Let’s lay another misperception to rest here: The old system of class categories (A, B, C) in prisons has been abolished by an April 19th 2018 notification of the government of the Punjab Home Department No. SO (R&P)4-24/10(P-I). Now, as per amended rule 225 of the jail manual, all “convicted or under-trial prisoners shall be classified as (a) better class; (b) ordinary class; or (c) political class.” The same rule further clarifies a prisoner “to be classified as political prisoner… who commits a crime for political and not for any other criminal motive”. Since the crime wasn’t of a political nature, the trio could not be put under the political class category.
Another lie being churned out for public digestion is that they have all been ‘unlawfully’ put under solitary confinement. This is rather a technical point, one that needs to be understood unequivocally. Rule 252 states, “Better Class prisoners shall, where such accommodation is available, be kept apart from other prisoners and be accommodated in rooms or in association barracks notified by the Home department on the recommendations of Inspector General of Prisons; but such keeping apart shall not be construed as separate confinement, except when separate confinement is awarded as the prison punishment.” The manual further says that a prisoner shall bear expenses for the bedding, mattress, toiletries, television (maximum 21 inches screen), newspaper and other such accessories out of his/her own pocket and that the “Government shall not bear any expenditure on the provision of any facility to a better class prisoner other than those to which an ordinary class prisoner is entitled.”
Some assertions will always be disputed no matter what, but not the facts. Our media still tells us that prisons in Pakistan are no better than dungeons of the colonial era; that they serve you with ‘sand mixed daal’ there; that they treat prisoners no better than animals; and that it is a whole different world beyond the boundary walls of a prison facility where inmates are subject to all sorts of untold misery and violence. Having served as an officer in the department for about three years, I can say with conviction that nothing could be further from the truth. Provision of nutritious and healthy diet (chicken is served 6 times a week), clean drinking water, addressing prisoners’ medical and psychological issues, rehab of drug addicts and the facility to telephonically contact their families twice a week (other than personal interviews) are some of the concerns the department is grappling with on priority basis. One can find information regarding any inmate, under-trial or convicted, by simply visiting the official website of Punjab Prisons. No major prison riots or an escape, not a single major corruption case against an officer in the last decade are also to the department’s credit.
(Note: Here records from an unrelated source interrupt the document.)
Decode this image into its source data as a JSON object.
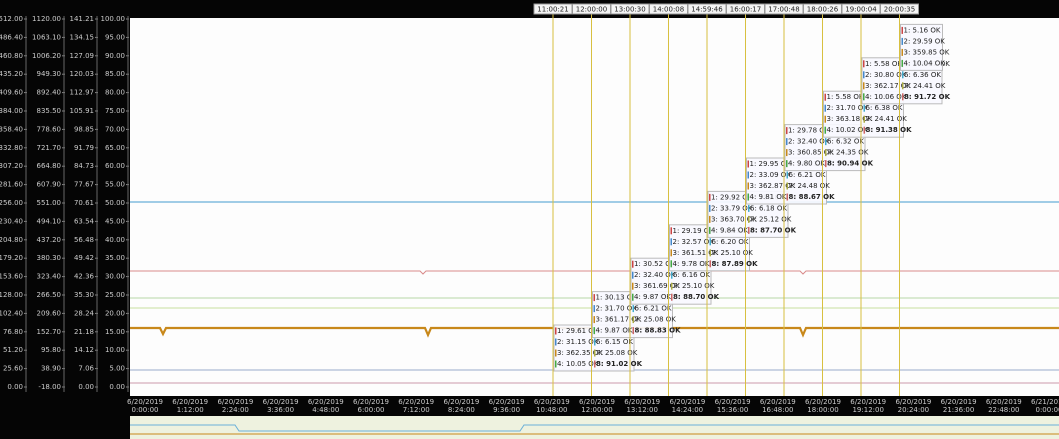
{
  "axes": [
    {
      "ticks": [
        "512.00",
        "486.40",
        "460.80",
        "435.20",
        "409.60",
        "384.00",
        "358.40",
        "332.80",
        "307.20",
        "281.60",
        "256.00",
        "230.40",
        "204.80",
        "179.20",
        "153.60",
        "128.00",
        "102.40",
        "76.80",
        "51.20",
        "25.60",
        "0.00"
      ]
    },
    {
      "ticks": [
        "1120.00",
        "1063.10",
        "1006.20",
        "949.30",
        "892.40",
        "835.50",
        "778.60",
        "721.70",
        "664.80",
        "607.90",
        "551.00",
        "494.10",
        "437.20",
        "380.30",
        "323.40",
        "266.50",
        "209.60",
        "152.70",
        "95.80",
        "38.90",
        "-18.00"
      ]
    },
    {
      "ticks": [
        "141.21",
        "134.15",
        "127.09",
        "120.03",
        "112.97",
        "105.91",
        "98.85",
        "91.79",
        "84.73",
        "77.67",
        "70.61",
        "63.54",
        "56.48",
        "49.42",
        "42.36",
        "35.30",
        "28.24",
        "21.18",
        "14.12",
        "7.06",
        "0.00"
      ]
    },
    {
      "ticks": [
        "100.00",
        "95.00",
        "90.00",
        "85.00",
        "80.00",
        "75.00",
        "70.00",
        "65.00",
        "60.00",
        "55.00",
        "50.00",
        "45.00",
        "40.00",
        "35.00",
        "30.00",
        "25.00",
        "20.00",
        "15.00",
        "10.00",
        "5.00",
        "0.00"
      ]
    }
  ],
  "time_axis": [
    {
      "date": "6/20/2019",
      "time": "0:00:00"
    },
    {
      "date": "6/20/2019",
      "time": "1:12:00"
    },
    {
      "date": "6/20/2019",
      "time": "2:24:00"
    },
    {
      "date": "6/20/2019",
      "time": "3:36:00"
    },
    {
      "date": "6/20/2019",
      "time": "4:48:00"
    },
    {
      "date": "6/20/2019",
      "time": "6:00:00"
    },
    {
      "date": "6/20/2019",
      "time": "7:12:00"
    },
    {
      "date": "6/20/2019",
      "time": "8:24:00"
    },
    {
      "date": "6/20/2019",
      "time": "9:36:00"
    },
    {
      "date": "6/20/2019",
      "time": "10:48:00"
    },
    {
      "date": "6/20/2019",
      "time": "12:00:00"
    },
    {
      "date": "6/20/2019",
      "time": "13:12:00"
    },
    {
      "date": "6/20/2019",
      "time": "14:24:00"
    },
    {
      "date": "6/20/2019",
      "time": "15:36:00"
    },
    {
      "date": "6/20/2019",
      "time": "16:48:00"
    },
    {
      "date": "6/20/2019",
      "time": "18:00:00"
    },
    {
      "date": "6/20/2019",
      "time": "19:12:00"
    },
    {
      "date": "6/20/2019",
      "time": "20:24:00"
    },
    {
      "date": "6/20/2019",
      "time": "21:36:00"
    },
    {
      "date": "6/20/2019",
      "time": "22:48:00"
    },
    {
      "date": "6/21/2019",
      "time": "0:00:00"
    }
  ],
  "cursors": [
    {
      "time": "11:00:21",
      "lines": [
        "1: 29.61 OK",
        "2: 31.15 OK",
        "3: 362.35 OK",
        "4: 10.05 OK",
        "5: 560.06 OK",
        "6: 6.15 OK",
        "7: 25.08 OK",
        "8: 91.02 OK"
      ]
    },
    {
      "time": "12:00:00",
      "lines": [
        "1: 30.13 OK",
        "2: 31.70 OK",
        "3: 361.17 OK",
        "4: 9.87 OK",
        "5: 560.85 OK",
        "6: 6.21 OK",
        "7: 25.08 OK",
        "8: 88.83 OK"
      ]
    },
    {
      "time": "13:00:30",
      "lines": [
        "1: 30.52 OK",
        "2: 32.40 OK",
        "3: 361.69 OK",
        "4: 9.87 OK",
        "5: 559.71 OK",
        "6: 6.16 OK",
        "7: 25.10 OK",
        "8: 88.70 OK"
      ]
    },
    {
      "time": "14:00:08",
      "lines": [
        "1: 29.19 OK",
        "2: 32.57 OK",
        "3: 361.51 OK",
        "4: 9.78 OK",
        "5: 560.58 OK",
        "6: 6.20 OK",
        "7: 25.10 OK",
        "8: 87.89 OK"
      ]
    },
    {
      "time": "14:59:46",
      "lines": [
        "1: 29.92 OK",
        "2: 33.79 OK",
        "3: 363.70 OK",
        "4: 9.84 OK",
        "5: 559.85 OK",
        "6: 6.18 OK",
        "7: 25.12 OK",
        "8: 87.70 OK"
      ]
    },
    {
      "time": "16:00:17",
      "lines": [
        "1: 29.95 OK",
        "2: 33.09 OK",
        "3: 362.87 OK",
        "4: 9.81 OK",
        "5: 560.33 OK",
        "6: 6.21 OK",
        "7: 24.48 OK",
        "8: 88.67 OK"
      ]
    },
    {
      "time": "17:00:48",
      "lines": [
        "1: 29.78 OK",
        "2: 32.40 OK",
        "3: 360.85 OK",
        "4: 9.80 OK",
        "5: 559.76 OK",
        "6: 6.32 OK",
        "7: 24.35 OK",
        "8: 90.94 OK"
      ]
    },
    {
      "time": "18:00:26",
      "lines": [
        "1: 5.58 OK",
        "2: 31.70 OK",
        "3: 363.18 OK",
        "4: 10.02 OK",
        "5: 559.67 OK",
        "6: 6.38 OK",
        "7: 24.41 OK",
        "8: 91.38 OK"
      ]
    },
    {
      "time": "19:00:04",
      "lines": [
        "1: 5.58 OK",
        "2: 30.80 OK",
        "3: 362.17 OK",
        "4: 10.06 OK",
        "5: 559.22 OK",
        "6: 6.36 OK",
        "7: 24.41 OK",
        "8: 91.72 OK"
      ]
    },
    {
      "time": "20:00:35",
      "lines": [
        "1: 5.16 OK",
        "2: 29.59 OK",
        "3: 359.85 OK",
        "4: 10.04 OK"
      ]
    }
  ]
}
One understands that the whole Adiala episode isn’t without a political angle to it with elections just a couple of days away. The point that everyone is missing however is that an already fledgling institution’s plight is rendered further hopeless once its reputation has been blackened. Take the Police department’s instance for that matter. No matter how good a job they do even with the minimal wherewithal, they will always be branded as bad. And the public unfortunately won’t like it to be otherwise.
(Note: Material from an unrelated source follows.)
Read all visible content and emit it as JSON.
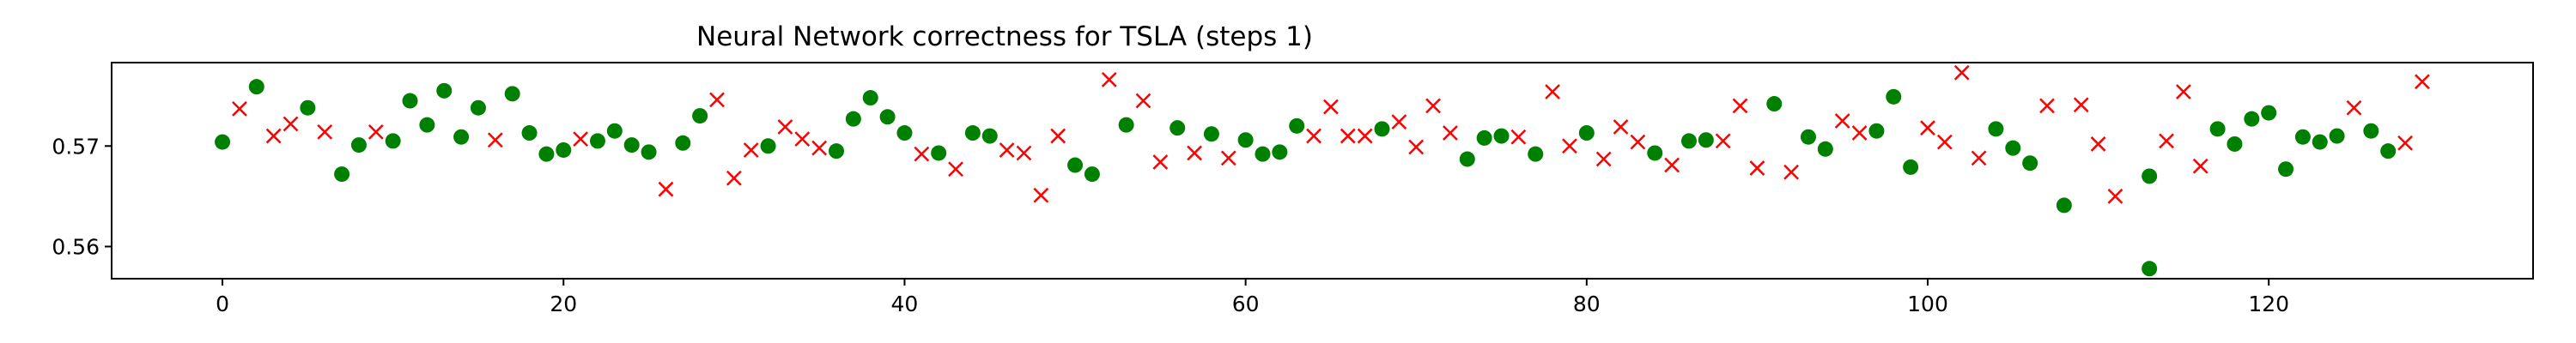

This mindset will have to change. Institutions must be nurtured and provided with the requisite resources, and not be made as scapegoats for a political party’s ulterior motives. The prisons department has come a long way in doing away with the old image associated with it and it’s about time that the society appreciated their little efforts in this regard.
George Orwell had once said that political language is designed to make lies sound truthful. Let institutions not fall prey to any of the politicians’ games. And let us continue with our search for the truth.